Background: Maternal colonization with group B streptococcus (GBS) during pregnancy increases the risk of neonatal infection by vertical transmission. Administration of intrapartum antibiotic prophylaxis (IAP) during labor has been associated with a reduction in early onset GBS disease (EOGBSD). However, treating all colonized women during labor exposes a large number of women and infants to possible adverse effects without benefit.
Objectives: To assess the effect of IAP for maternal GBS colonization on neonatal: 1) all cause mortality and 2) morbidity from proven and probable EOGBSD, late onset GBS disease (LOD), maternal infectious outcomes and allergic reactions to antibiotics.
Search methods: We updated the search of the Cochrane Pregnancy and Childbirth Group's Trials Register on 10 November 2012.
Selection criteria: Randomized trials assessing the impact of maternal IAP on neonatal GBS infections were included.
Data collection and analysis: We independently assessed eligibility and quality of the studies.
Main results: We did not identify any new trials from the updated search so the results remain unchanged as follows.Three trials (involving 852 women) evaluating the effects of IAP versus no treatment were included. The risk of bias was high. The use of IAP did not significantly reduce the incidence of all cause mortality, mortality from GBS infection or from infections caused by bacteria other than GBS. The incidence of early GBS infection was reduced with IAP compared to no treatment (risk ratio 0.17, 95% confidence interval (CI) 0.04 to 0.74, three trials, 488 infants; risk difference -0.04, 95% CI -0.07 to -0.01; number needed to treat to benefit 25, 95% CI 14 to 100, I(2) 0%). The incidence of LOD or sepsis from organisms other than GBS and puerperal infection was not significantly different between groups.One trial (involving 352 women) compared intrapartum ampicillin versus penicillin and reported no significant difference in neonatal or maternal outcomes.

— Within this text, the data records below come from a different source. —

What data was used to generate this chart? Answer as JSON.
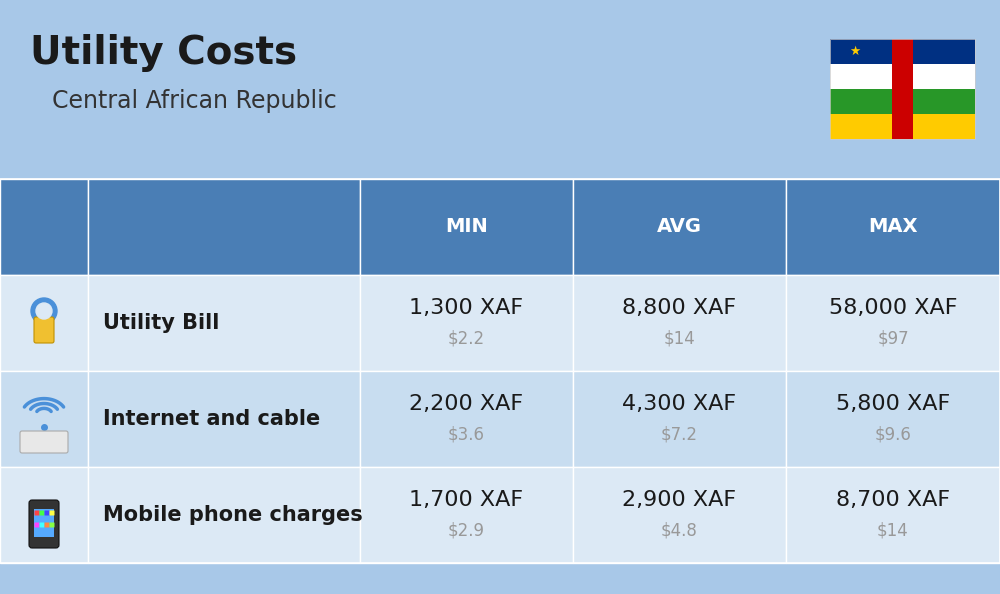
{
  "title": "Utility Costs",
  "subtitle": "Central African Republic",
  "background_color": "#a8c8e8",
  "header_bg_color": "#4a7eb5",
  "header_text_color": "#ffffff",
  "row_bg_color_1": "#dce9f5",
  "row_bg_color_2": "#c8ddf0",
  "col_header_labels": [
    "MIN",
    "AVG",
    "MAX"
  ],
  "rows": [
    {
      "label": "Utility Bill",
      "min_xaf": "1,300 XAF",
      "min_usd": "$2.2",
      "avg_xaf": "8,800 XAF",
      "avg_usd": "$14",
      "max_xaf": "58,000 XAF",
      "max_usd": "$97"
    },
    {
      "label": "Internet and cable",
      "min_xaf": "2,200 XAF",
      "min_usd": "$3.6",
      "avg_xaf": "4,300 XAF",
      "avg_usd": "$7.2",
      "max_xaf": "5,800 XAF",
      "max_usd": "$9.6"
    },
    {
      "label": "Mobile phone charges",
      "min_xaf": "1,700 XAF",
      "min_usd": "$2.9",
      "avg_xaf": "2,900 XAF",
      "avg_usd": "$4.8",
      "max_xaf": "8,700 XAF",
      "max_usd": "$14"
    }
  ],
  "title_fontsize": 28,
  "subtitle_fontsize": 17,
  "header_fontsize": 14,
  "cell_xaf_fontsize": 16,
  "cell_usd_fontsize": 12,
  "label_fontsize": 15,
  "usd_color": "#999999",
  "flag_blue": "#003082",
  "flag_white": "#ffffff",
  "flag_green": "#289728",
  "flag_yellow": "#ffcb00",
  "flag_red": "#cc0000"
}
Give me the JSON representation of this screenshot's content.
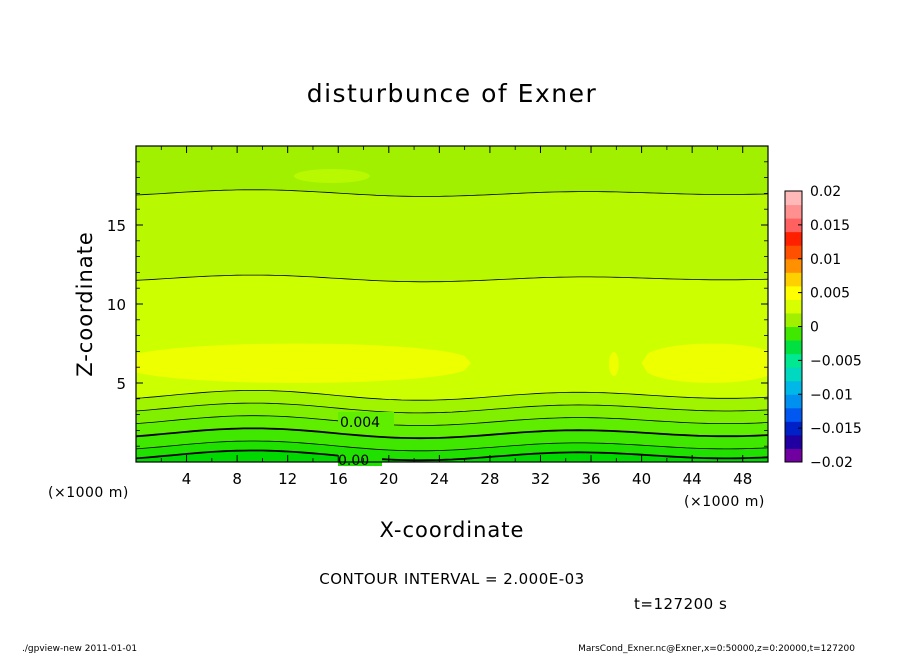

Authors' conclusions: Intrapartum antibiotic prophylaxis appeared to reduce EOGBSD, but this result may well be a result of bias as we found a high risk of bias for one or more key domains in the study methodology and execution. There is lack of evidence from well designed and conducted trials to recommend IAP to reduce neonatal EOGBSD.Ideally the effectiveness of IAP to reduce neonatal GBS infections should be studied in adequately sized double-blind controlled trials. The opportunity to conduct such trials has likely been lost, as practice guidelines (albeit without good evidence) have been introduced in many jurisdictions.